In late November, Bulb, founded in 2015 and the UK’s seventh largest energy company with a five per cent share of the market, became the first provider to require ‘special administration’ measures. It will now be run by the government through the regulator until it’s rescued, a new buyer is found or customers are migrated to other companies.

In November the Chief Executive of major energy company ScottishPower, Keith Anderson, warned that customers will have to cover the cost of the recent spate of UK energy company failures through higher bills. He largely blamed these failures on the government’s price cap, calling the UK energy market ‘broken’.

It’s not just ballooning gas prices that the UK has had to contend with. A petrol shortage in September, caused by a lack of tankers to transport the fuel, forced the government to announce plans for a temporary visa scheme to allow 5,000 heavy goods vehicle drivers to come to the UK to alleviate the crisis. That number is some 95,000 less than needed, according to industry body the Road Haulage Association.

The crisis forced the government to relax competition rules among petrol companies to secure enough fuel supplies. It also had to suspend competition law to enable carbon dioxide producers to continue operating after a drop in production – caused when rising energy prices forced plants to close down – threatened fresh food deliveries. 

The government has needed to provide financial support to one of the sector’s largest players, CF Fertilisers, which supplies around 60 per cent of the UK’s CO2, after the rise in wholesale gas prices forced the company to temporarily halt its operations. The ‘limited’ financial assistance could cost the UK taxpayer millions of pounds, the UK’s Secretary of State for Environment, Food and Rural Affairs, George Eustice, conceded. 

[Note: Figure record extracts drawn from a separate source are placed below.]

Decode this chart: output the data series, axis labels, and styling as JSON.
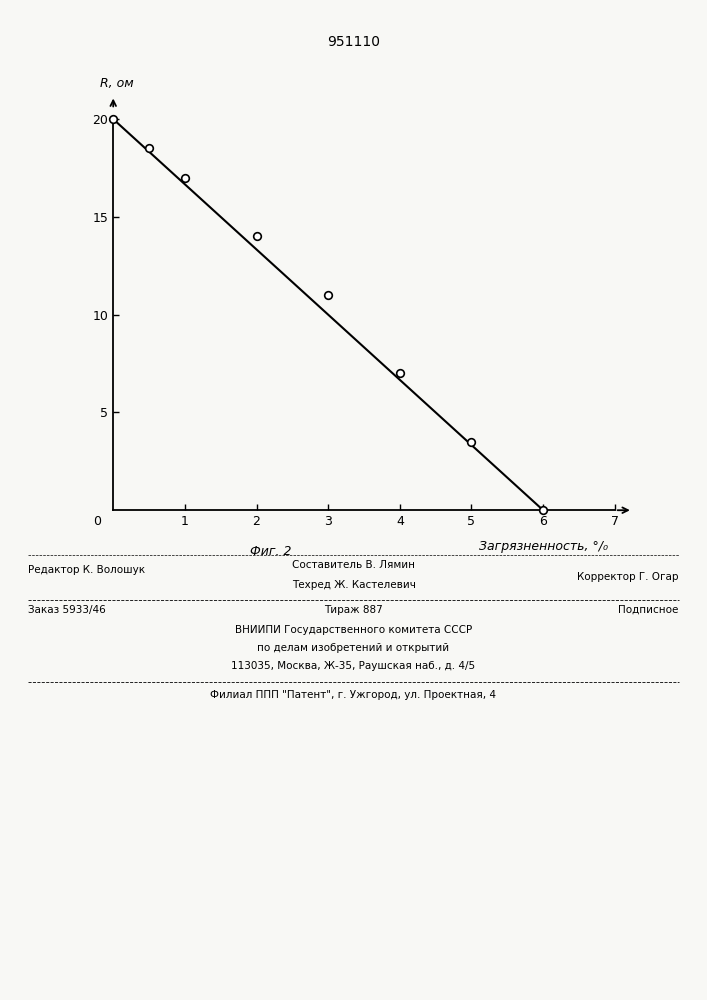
{
  "title": "951110",
  "ylabel": "R, ом",
  "xlabel_fig": "Фиг. 2",
  "xlabel_axis": "Загрязненность, °/₀",
  "x_data": [
    0,
    0.5,
    1.0,
    2.0,
    3.0,
    4.0,
    5.0,
    6.0
  ],
  "y_data": [
    20,
    18.5,
    17.0,
    14.0,
    11.0,
    7.0,
    3.5,
    0.0
  ],
  "line_x": [
    0,
    6
  ],
  "line_y": [
    20,
    0
  ],
  "xlim": [
    -0.1,
    7.3
  ],
  "ylim": [
    -0.5,
    22
  ],
  "xticks": [
    1,
    2,
    3,
    4,
    5,
    6,
    7
  ],
  "yticks": [
    5,
    10,
    15,
    20
  ],
  "background_color": "#f8f8f5",
  "line_color": "#000000",
  "footer": {
    "row1_left": "Редактор К. Волошук",
    "row1_center_top": "Составитель В. Лямин",
    "row1_center_bot": "Техред Ж. Кастелевич",
    "row1_right": "Корректор Г. Огар",
    "row2_left": "Заказ 5933/46",
    "row2_center": "Тираж 887",
    "row2_right": "Подписное",
    "row3_l1": "ВНИИПИ Государственного комитета СССР",
    "row3_l2": "по делам изобретений и открытий",
    "row3_l3": "113035, Москва, Ж-35, Раушская наб., д. 4/5",
    "row4": "Филиал ППП \"Патент\", г. Ужгород, ул. Проектная, 4"
  }
}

Contracts […] just mean that you are going to get some compensation for a lack of supply but they don’t deal with the immediate problems that companies need to contend with

Shane Freitag
Chair, IBA Energy, Environment, Natural Resources and Infrastructure Law Section

The EU has also been pressed by individual Member States to relax competition rules. So far the European Commission has largely resisted such a move, although it released a temporary ‘toolbox’ in October to help governments cope. However, some countries – such as Spain – are pressing for an EU-wide response to allow them to relax rules the way the UK has done.   

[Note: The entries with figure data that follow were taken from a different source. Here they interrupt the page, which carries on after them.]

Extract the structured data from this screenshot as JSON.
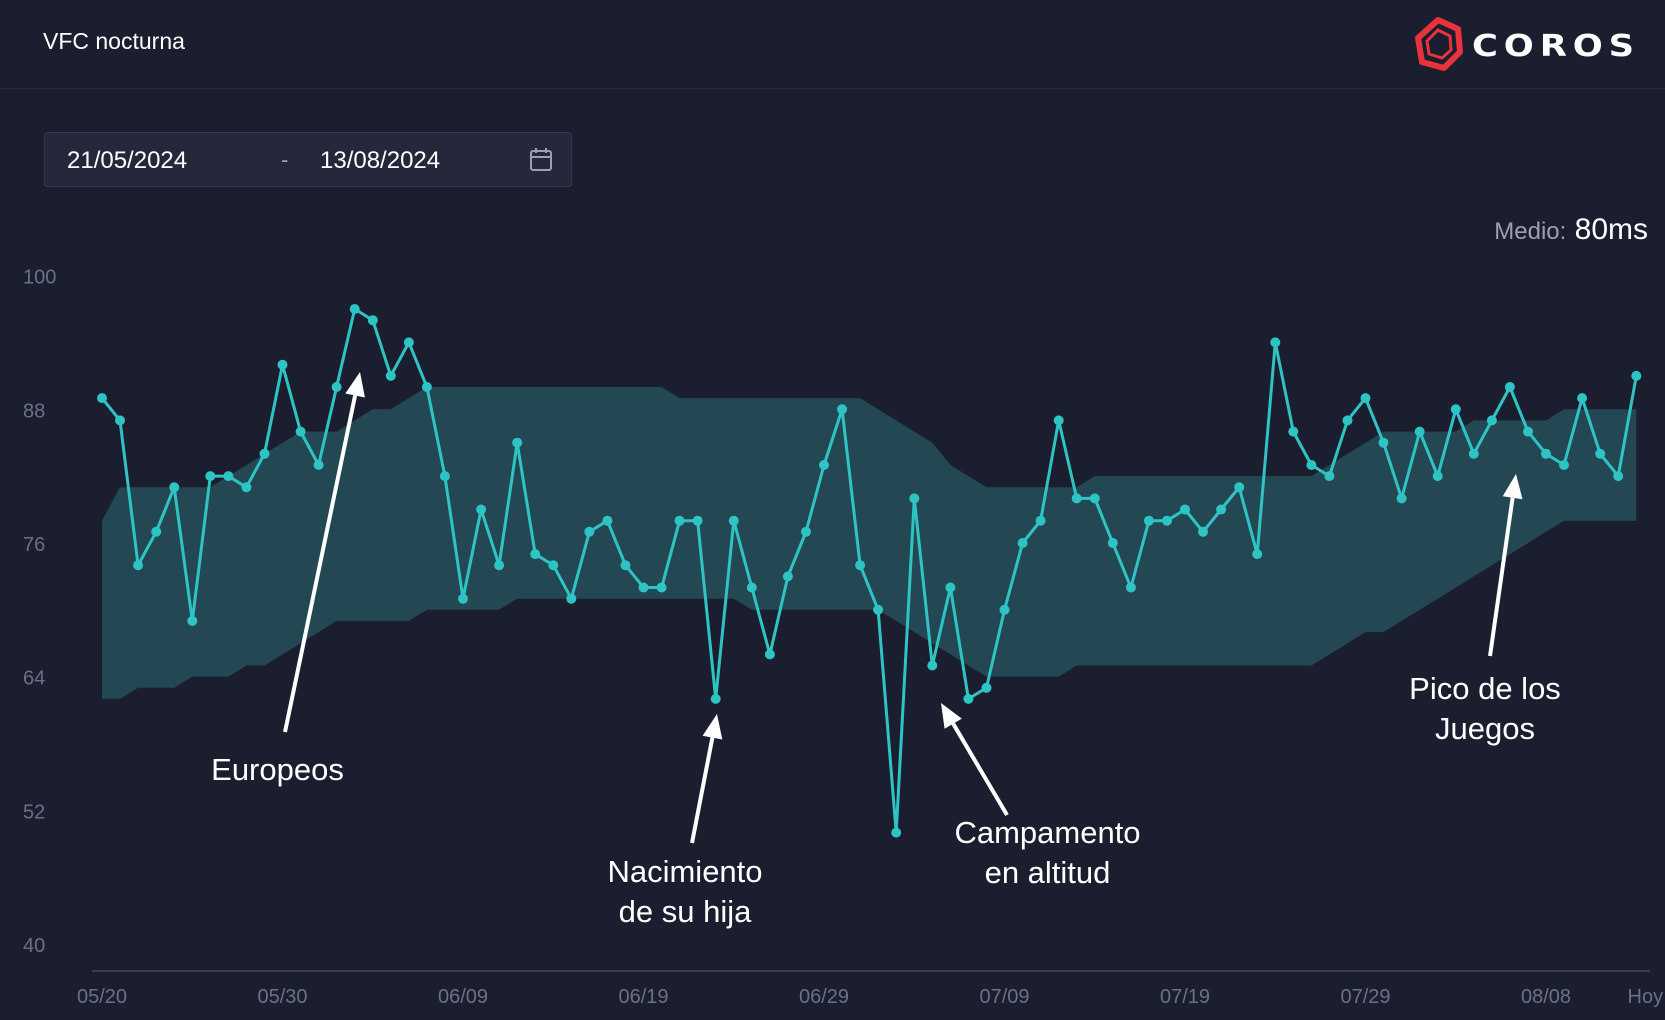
{
  "header": {
    "title": "VFC nocturna",
    "logo_text": "COROS"
  },
  "date_range": {
    "start": "21/05/2024",
    "separator": "-",
    "end": "13/08/2024",
    "icon": "calendar-icon"
  },
  "average": {
    "label": "Medio:",
    "value": "80ms"
  },
  "colors": {
    "line": "#2ec4c4",
    "band": "#24505a",
    "background": "#1b1e2e",
    "accent": "#e8323c"
  },
  "annotations": [
    {
      "id": "europeos",
      "lines": [
        "Europeos"
      ]
    },
    {
      "id": "nacimiento",
      "lines": [
        "Nacimiento",
        "de su hija"
      ]
    },
    {
      "id": "campamento",
      "lines": [
        "Campamento",
        "en altitud"
      ]
    },
    {
      "id": "pico",
      "lines": [
        "Pico de los",
        "Juegos"
      ]
    }
  ],
  "chart_data": {
    "type": "line",
    "title": "VFC nocturna",
    "xlabel": "",
    "ylabel": "",
    "ylim": [
      40,
      100
    ],
    "yticks": [
      40,
      52,
      64,
      76,
      88,
      100
    ],
    "x_tick_labels": [
      "05/20",
      "05/30",
      "06/09",
      "06/19",
      "06/29",
      "07/09",
      "07/19",
      "07/29",
      "08/08",
      "Hoy"
    ],
    "x_tick_days": [
      0,
      10,
      20,
      30,
      40,
      50,
      60,
      70,
      80,
      85.5
    ],
    "grid": false,
    "series": [
      {
        "name": "",
        "x": [
          0,
          1,
          2,
          3,
          4,
          5,
          6,
          7,
          8,
          9,
          10,
          11,
          12,
          13,
          14,
          15,
          16,
          17,
          18,
          19,
          20,
          21,
          22,
          23,
          24,
          25,
          26,
          27,
          28,
          29,
          30,
          31,
          32,
          33,
          34,
          35,
          36,
          37,
          38,
          39,
          40,
          41,
          42,
          43,
          44,
          45,
          46,
          47,
          48,
          49,
          50,
          51,
          52,
          53,
          54,
          55,
          56,
          57,
          58,
          59,
          60,
          61,
          62,
          63,
          64,
          65,
          66,
          67,
          68,
          69,
          70,
          71,
          72,
          73,
          74,
          75,
          76,
          77,
          78,
          79,
          80,
          81,
          82,
          83,
          84,
          85
        ],
        "y": [
          89,
          87,
          74,
          77,
          81,
          69,
          82,
          82,
          81,
          84,
          92,
          86,
          83,
          90,
          97,
          96,
          91,
          94,
          90,
          82,
          71,
          79,
          74,
          85,
          75,
          74,
          71,
          77,
          78,
          74,
          72,
          72,
          78,
          78,
          62,
          78,
          72,
          66,
          73,
          77,
          83,
          88,
          74,
          70,
          50,
          80,
          65,
          72,
          62,
          63,
          70,
          76,
          78,
          87,
          80,
          80,
          76,
          72,
          78,
          78,
          79,
          77,
          79,
          81,
          75,
          94,
          86,
          83,
          82,
          87,
          89,
          85,
          80,
          86,
          82,
          88,
          84,
          87,
          90,
          86,
          84,
          83,
          89,
          84,
          82,
          91
        ]
      }
    ],
    "band": {
      "name": "",
      "x": [
        0,
        1,
        2,
        3,
        4,
        5,
        6,
        7,
        8,
        9,
        10,
        11,
        12,
        13,
        14,
        15,
        16,
        17,
        18,
        19,
        20,
        21,
        22,
        23,
        24,
        25,
        26,
        27,
        28,
        29,
        30,
        31,
        32,
        33,
        34,
        35,
        36,
        37,
        38,
        39,
        40,
        41,
        42,
        43,
        44,
        45,
        46,
        47,
        48,
        49,
        50,
        51,
        52,
        53,
        54,
        55,
        56,
        57,
        58,
        59,
        60,
        61,
        62,
        63,
        64,
        65,
        66,
        67,
        68,
        69,
        70,
        71,
        72,
        73,
        74,
        75,
        76,
        77,
        78,
        79,
        80,
        81,
        82,
        83,
        84,
        85
      ],
      "upper": [
        78,
        81,
        81,
        81,
        81,
        81,
        81,
        82,
        83,
        84,
        85,
        86,
        86,
        86,
        87,
        88,
        88,
        89,
        90,
        90,
        90,
        90,
        90,
        90,
        90,
        90,
        90,
        90,
        90,
        90,
        90,
        90,
        89,
        89,
        89,
        89,
        89,
        89,
        89,
        89,
        89,
        89,
        89,
        88,
        87,
        86,
        85,
        83,
        82,
        81,
        81,
        81,
        81,
        81,
        81,
        82,
        82,
        82,
        82,
        82,
        82,
        82,
        82,
        82,
        82,
        82,
        82,
        82,
        83,
        84,
        85,
        86,
        86,
        86,
        86,
        86,
        87,
        87,
        87,
        87,
        87,
        88,
        88,
        88,
        88,
        88
      ],
      "lower": [
        62,
        62,
        63,
        63,
        63,
        64,
        64,
        64,
        65,
        65,
        66,
        67,
        68,
        69,
        69,
        69,
        69,
        69,
        70,
        70,
        70,
        70,
        70,
        71,
        71,
        71,
        71,
        71,
        71,
        71,
        71,
        71,
        71,
        71,
        71,
        71,
        70,
        70,
        70,
        70,
        70,
        70,
        70,
        70,
        69,
        68,
        67,
        66,
        65,
        64,
        64,
        64,
        64,
        64,
        65,
        65,
        65,
        65,
        65,
        65,
        65,
        65,
        65,
        65,
        65,
        65,
        65,
        65,
        66,
        67,
        68,
        68,
        69,
        70,
        71,
        72,
        73,
        74,
        75,
        76,
        77,
        78,
        78,
        78,
        78,
        78
      ]
    },
    "annotations": [
      "Europeos",
      "Nacimiento de su hija",
      "Campamento en altitud",
      "Pico de los Juegos"
    ]
  }
}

Sylvie Gallage-Alwis, a partner at law firm Signature Litigation, says it’s important for companies to check exactly what degree of leeway competition authorities are prepared to provide. For example, while the measures put in place by the EU during the early days of the pandemic were meant to help companies, they also created risks later on, she says, ‘because each national regulator had a different definition of what the end of the pandemic means and when it occurred’.

Shane Freitag is Chair of the IBA Energy, Environment, Natural Resources and Infrastructure Law Section and National Leader in the Electricity Markets practice at Borden Ladner Gervais, based in Toronto. He believes companies need to tackle supply chain disruption caused by events such as the energy and fuel crises ‘as just another risk’. 

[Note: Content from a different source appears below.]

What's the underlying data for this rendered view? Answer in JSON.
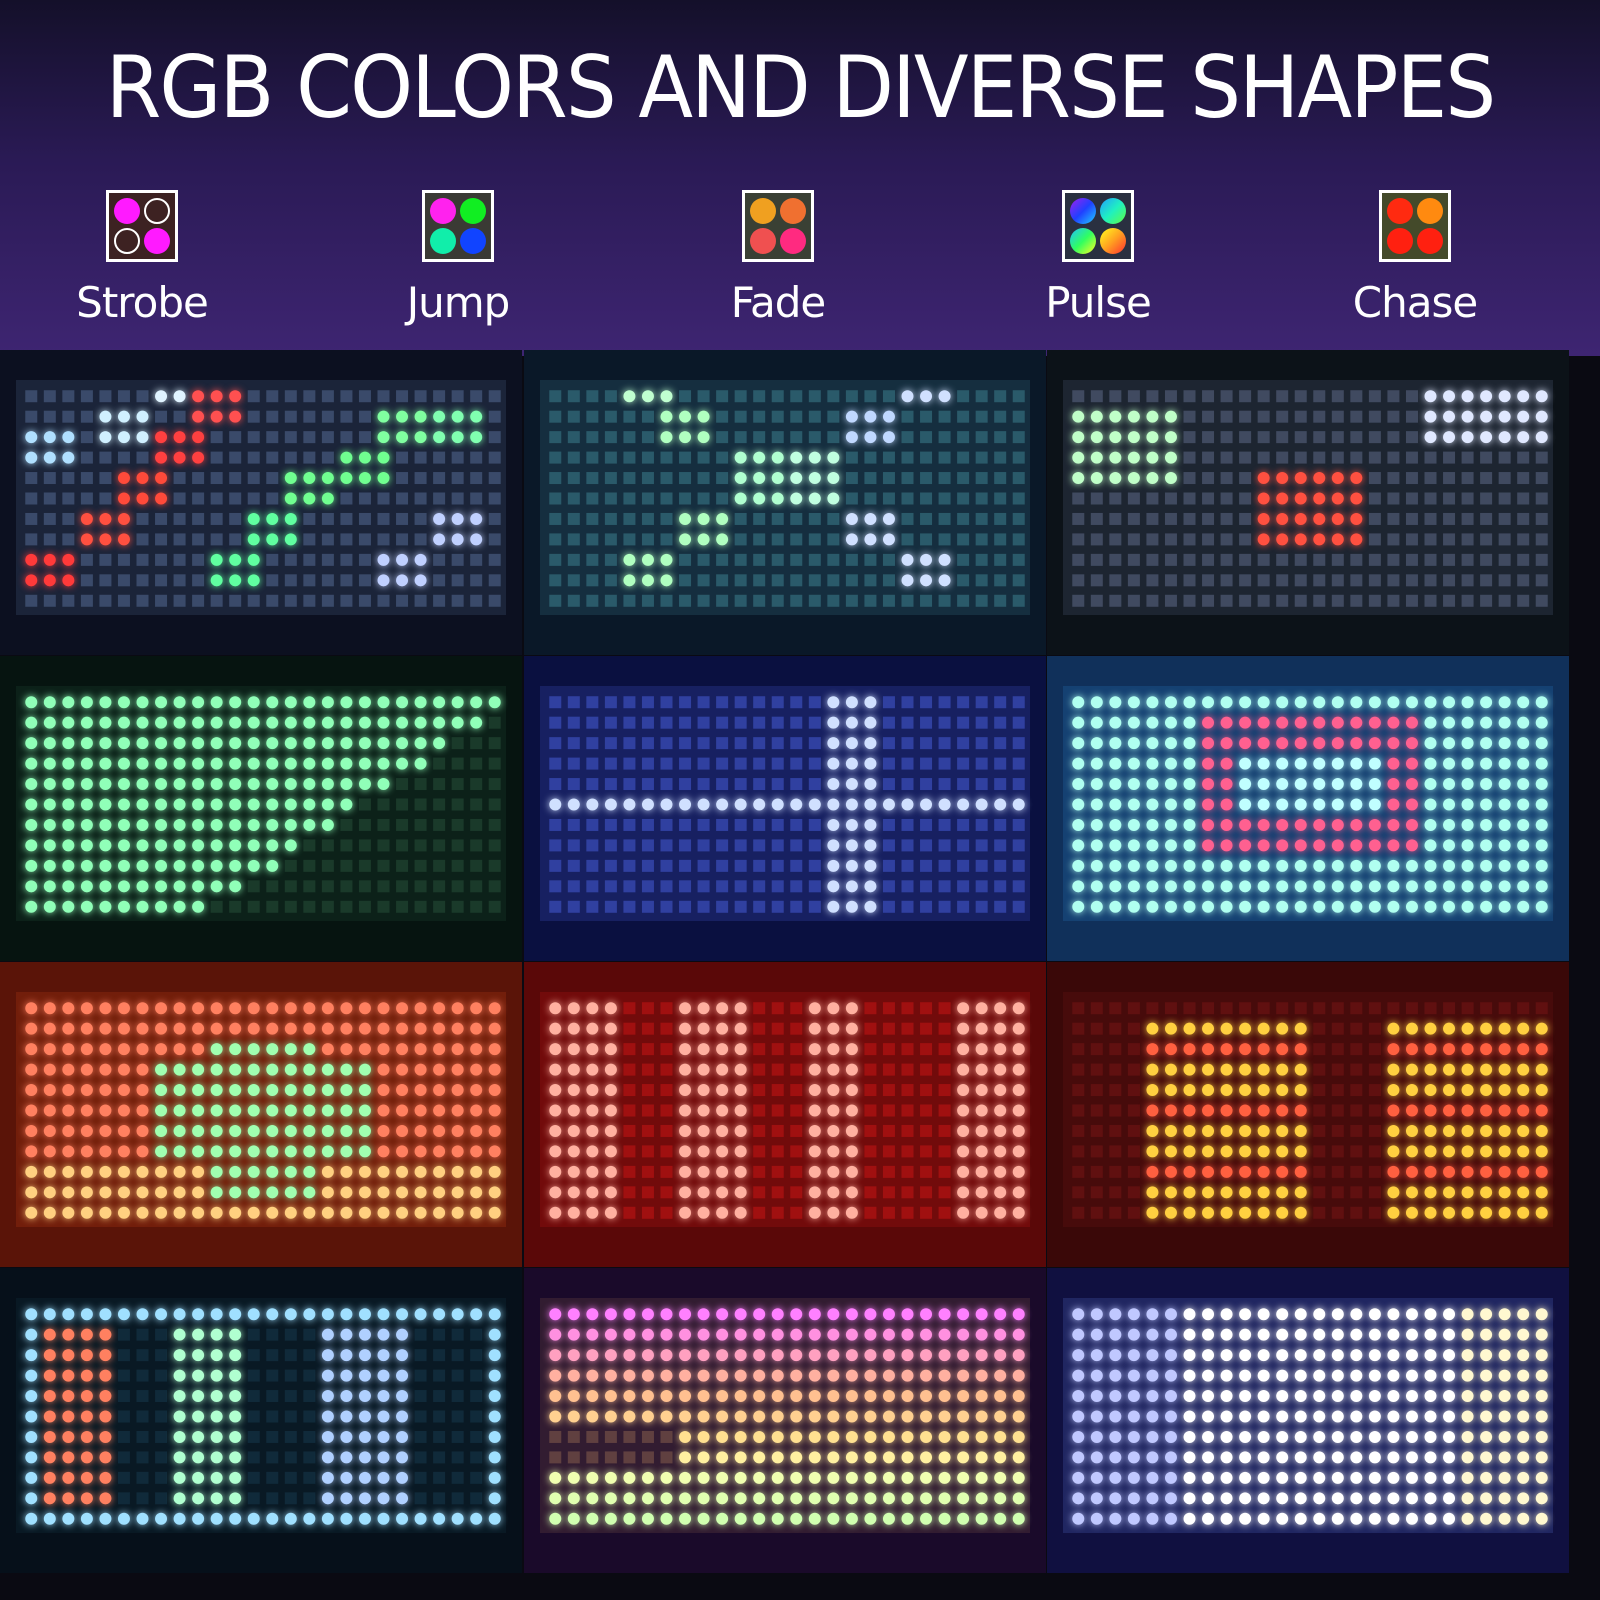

‘Contracts – even if written well – just mean that you are going to get some compensation for a lack of supply but they don’t deal with the immediate problems that companies need to contend with in the meantime, which is replacing that supply at likely a higher cost’, he says.

Freitag believes companies will have to accept a certain amount of risk even if they have a contract. ‘They will have to go beyond and look at their supply chains and check how they are managed and how resilient they are’, he says. ‘For example, is the company reliant on one or two key suppliers? Should the company have more inventory to tide it over if the supply chain falters? Making these kinds of checks may take up a significant amount of time but it will provide more assurance in the long run as contracts are only as good as the supply chain of the companies you are dealing with.’